Christina Littlefield
Disclosure is an interesting thing.
I don’t know why exactly, but people tell me stuff all the time — stuff I don’t need to know, stuff I shouldn’t know, stuff I don’t want to know.
The phrase “that’s more than I needed to know” is a commonality in my vernacular.
With my closest friends and family, it usually applies to intimate details that I don’t especially need or want to know about. Like for some reason, my best friend from home and my brother like to share details about their sex lives. First of all, I’m uncomfortable with the very fact that they have sex lives. Second, I don’t want to hear about it.
Since I also seem to get into similar conversations with random acquaintances from work or class, it may be that I really am that easy to talk to. Yet something tells me they just like the shocked expressions on my face as I try to handle what they are telling me in a mature and nonchalant manner.
Then there are the people I live with. Personally, I am glad we are open about everything, but some of our conversations have definitely sailed off the beaten path of normally discussed topics. Some of it is downright scandalous. We are probably keeping the Peppervine alive just by what drifts down to the courtyard from our third-floor apartment.
My family is equally open about everything. I may not want to know about how my father’s bowel movements are, but by golly, he’s going to tell me about it. He often feels the need to make known his well-orchestrated process of relieving himself each morning.
My point in sharing these intimate details is to show that you would think people would stop telling me things. I am, after all, a journalist. I have a column that is based on my experiences in everyday life. There is a pretty good chance that anything my family or friends say or do is going to end up as fodder for an article.
At times, this has gotten me into trouble. My mother is still upset with me for a column I wrote last spring about overhearing my parents in bed. She’s even embarrassed to come to my graduation for fear that she’ll be connected to the article.
Though I joked that the experience was traumatic, I also said that it showed me that my parent’s were still into each other after 24 years of marriage. That their commitment to each other had spanned the test of time was worth writing about, though it meant disclosing a lot more information that many people might think is appropriate.

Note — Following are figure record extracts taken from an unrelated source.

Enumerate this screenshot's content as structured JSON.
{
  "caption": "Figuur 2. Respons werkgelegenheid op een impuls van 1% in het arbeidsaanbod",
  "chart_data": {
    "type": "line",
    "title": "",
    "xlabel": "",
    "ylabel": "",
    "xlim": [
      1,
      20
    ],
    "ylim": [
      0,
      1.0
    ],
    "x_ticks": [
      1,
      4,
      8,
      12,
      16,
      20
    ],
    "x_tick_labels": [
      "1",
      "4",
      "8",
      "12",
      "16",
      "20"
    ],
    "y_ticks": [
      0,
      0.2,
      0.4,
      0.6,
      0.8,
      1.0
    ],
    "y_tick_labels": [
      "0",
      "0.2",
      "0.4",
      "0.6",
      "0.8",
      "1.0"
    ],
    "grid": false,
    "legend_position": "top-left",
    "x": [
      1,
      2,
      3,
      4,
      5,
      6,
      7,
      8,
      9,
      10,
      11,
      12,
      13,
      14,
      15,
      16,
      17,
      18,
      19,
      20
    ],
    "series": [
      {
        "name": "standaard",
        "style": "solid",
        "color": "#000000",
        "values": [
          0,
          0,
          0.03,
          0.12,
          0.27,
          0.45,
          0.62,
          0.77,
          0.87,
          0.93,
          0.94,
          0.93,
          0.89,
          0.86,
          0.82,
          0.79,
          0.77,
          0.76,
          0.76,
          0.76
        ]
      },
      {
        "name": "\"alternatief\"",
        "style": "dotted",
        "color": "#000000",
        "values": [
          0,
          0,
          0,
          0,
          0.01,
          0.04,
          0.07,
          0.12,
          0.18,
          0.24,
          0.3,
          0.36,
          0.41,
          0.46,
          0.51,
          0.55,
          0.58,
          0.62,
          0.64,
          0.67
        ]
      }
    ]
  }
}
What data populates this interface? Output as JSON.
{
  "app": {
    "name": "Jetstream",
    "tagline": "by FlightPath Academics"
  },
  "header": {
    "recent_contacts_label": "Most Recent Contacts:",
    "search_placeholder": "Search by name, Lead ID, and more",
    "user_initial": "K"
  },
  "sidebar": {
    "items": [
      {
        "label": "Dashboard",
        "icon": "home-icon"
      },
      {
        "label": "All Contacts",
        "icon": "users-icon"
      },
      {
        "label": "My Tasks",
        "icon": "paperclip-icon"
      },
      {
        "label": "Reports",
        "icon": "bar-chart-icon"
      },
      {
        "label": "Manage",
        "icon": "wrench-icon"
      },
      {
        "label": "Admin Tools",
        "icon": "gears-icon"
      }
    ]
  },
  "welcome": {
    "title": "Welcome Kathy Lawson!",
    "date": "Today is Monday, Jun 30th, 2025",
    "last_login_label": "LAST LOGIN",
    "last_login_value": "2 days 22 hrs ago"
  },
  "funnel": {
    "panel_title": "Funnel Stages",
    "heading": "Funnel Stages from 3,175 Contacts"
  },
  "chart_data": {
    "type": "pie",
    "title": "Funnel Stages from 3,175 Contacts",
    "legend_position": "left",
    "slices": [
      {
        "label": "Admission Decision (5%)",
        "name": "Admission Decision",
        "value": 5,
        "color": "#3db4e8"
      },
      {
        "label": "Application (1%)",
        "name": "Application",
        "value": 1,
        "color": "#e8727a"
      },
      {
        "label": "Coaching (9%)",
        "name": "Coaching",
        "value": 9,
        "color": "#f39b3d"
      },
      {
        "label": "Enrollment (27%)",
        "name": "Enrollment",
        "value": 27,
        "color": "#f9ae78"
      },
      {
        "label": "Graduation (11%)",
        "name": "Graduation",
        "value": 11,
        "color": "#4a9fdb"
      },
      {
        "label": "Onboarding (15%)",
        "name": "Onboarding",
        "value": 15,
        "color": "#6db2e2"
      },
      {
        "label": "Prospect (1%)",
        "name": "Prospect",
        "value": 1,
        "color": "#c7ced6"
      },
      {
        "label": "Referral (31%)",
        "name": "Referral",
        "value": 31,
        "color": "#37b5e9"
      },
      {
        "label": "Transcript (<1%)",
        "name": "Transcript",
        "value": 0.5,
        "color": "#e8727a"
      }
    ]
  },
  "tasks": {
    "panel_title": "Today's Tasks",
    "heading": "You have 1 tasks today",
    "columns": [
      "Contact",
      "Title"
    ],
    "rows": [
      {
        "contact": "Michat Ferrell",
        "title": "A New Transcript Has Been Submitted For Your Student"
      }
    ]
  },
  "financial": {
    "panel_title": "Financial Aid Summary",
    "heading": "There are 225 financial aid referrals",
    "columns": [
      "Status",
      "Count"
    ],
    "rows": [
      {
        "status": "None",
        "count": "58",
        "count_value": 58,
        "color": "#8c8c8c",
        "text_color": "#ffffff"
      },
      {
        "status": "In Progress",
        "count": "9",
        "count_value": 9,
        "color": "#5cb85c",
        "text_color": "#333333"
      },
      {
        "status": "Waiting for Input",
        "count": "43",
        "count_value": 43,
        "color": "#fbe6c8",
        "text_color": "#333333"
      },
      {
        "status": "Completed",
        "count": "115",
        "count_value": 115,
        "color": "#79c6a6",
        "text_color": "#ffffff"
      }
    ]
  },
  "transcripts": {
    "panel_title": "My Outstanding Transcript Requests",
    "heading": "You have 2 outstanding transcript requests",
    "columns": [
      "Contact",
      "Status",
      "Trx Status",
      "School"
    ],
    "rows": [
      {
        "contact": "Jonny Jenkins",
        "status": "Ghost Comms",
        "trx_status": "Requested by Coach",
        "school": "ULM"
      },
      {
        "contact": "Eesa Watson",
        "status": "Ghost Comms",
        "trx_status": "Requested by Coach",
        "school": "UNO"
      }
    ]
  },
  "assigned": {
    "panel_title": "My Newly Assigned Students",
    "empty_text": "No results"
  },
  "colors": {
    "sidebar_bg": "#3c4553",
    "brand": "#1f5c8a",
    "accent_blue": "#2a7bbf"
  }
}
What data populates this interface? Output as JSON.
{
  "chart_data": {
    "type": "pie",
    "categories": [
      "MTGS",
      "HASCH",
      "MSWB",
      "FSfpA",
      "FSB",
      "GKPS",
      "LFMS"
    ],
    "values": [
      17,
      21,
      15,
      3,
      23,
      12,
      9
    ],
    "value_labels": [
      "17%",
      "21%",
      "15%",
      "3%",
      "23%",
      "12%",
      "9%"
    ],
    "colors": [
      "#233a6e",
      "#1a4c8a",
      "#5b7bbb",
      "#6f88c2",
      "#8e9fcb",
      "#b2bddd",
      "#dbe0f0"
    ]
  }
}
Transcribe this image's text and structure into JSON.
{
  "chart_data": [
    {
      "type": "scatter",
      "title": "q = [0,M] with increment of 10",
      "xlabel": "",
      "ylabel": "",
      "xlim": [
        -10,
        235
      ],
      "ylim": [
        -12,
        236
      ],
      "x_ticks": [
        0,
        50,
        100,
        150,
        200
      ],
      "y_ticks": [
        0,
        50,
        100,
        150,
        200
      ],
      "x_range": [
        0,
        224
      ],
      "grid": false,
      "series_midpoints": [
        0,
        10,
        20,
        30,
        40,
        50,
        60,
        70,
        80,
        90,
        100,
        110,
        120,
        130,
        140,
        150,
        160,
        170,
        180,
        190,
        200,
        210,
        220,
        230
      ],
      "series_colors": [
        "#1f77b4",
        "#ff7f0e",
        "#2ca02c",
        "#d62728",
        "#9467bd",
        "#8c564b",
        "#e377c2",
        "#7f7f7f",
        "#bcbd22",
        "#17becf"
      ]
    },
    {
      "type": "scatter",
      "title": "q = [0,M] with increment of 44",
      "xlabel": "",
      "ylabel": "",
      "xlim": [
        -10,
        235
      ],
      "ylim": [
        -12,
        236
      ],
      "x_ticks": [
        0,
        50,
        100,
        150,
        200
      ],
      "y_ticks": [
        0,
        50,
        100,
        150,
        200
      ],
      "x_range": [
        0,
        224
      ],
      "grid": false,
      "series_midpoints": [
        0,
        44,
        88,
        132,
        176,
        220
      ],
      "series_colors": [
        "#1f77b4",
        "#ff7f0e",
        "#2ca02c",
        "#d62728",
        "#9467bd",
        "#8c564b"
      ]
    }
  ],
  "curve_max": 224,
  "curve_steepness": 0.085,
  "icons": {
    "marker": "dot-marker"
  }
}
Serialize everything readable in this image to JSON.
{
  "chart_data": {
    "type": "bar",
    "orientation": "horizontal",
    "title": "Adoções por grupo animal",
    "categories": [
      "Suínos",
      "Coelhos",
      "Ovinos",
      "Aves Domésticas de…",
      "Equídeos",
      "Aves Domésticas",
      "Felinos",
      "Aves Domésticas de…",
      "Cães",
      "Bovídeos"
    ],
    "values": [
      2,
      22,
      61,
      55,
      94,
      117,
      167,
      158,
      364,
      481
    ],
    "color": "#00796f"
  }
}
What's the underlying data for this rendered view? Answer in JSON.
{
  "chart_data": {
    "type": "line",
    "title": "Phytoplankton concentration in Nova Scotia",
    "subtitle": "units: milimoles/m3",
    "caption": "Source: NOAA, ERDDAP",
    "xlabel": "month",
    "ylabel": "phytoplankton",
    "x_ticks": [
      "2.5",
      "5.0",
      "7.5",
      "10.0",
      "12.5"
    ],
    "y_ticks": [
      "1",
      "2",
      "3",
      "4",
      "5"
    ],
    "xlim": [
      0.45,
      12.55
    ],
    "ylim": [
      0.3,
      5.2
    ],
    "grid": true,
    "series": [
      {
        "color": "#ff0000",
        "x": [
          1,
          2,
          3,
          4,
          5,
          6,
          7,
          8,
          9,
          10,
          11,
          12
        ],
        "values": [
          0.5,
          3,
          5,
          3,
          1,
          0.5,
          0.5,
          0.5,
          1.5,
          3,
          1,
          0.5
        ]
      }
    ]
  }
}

My inherent tendency to be open about things does not mean that everything someone says to Christina Littlefield the person gets shared with Christina Littlefield the reporter. Although my list of taboo topics gets shorter every day, I still exercise restraint in what I choose to disclose or not disclose. Still there is a very good chance that newsworthy, intriguing or just humorous details will end up in print.
You would think that this would make people cease and desist in crossing the line of “that’s more than I needed to know.” But it hasn’t.
They still share. I still listen. And you, you get to read about it.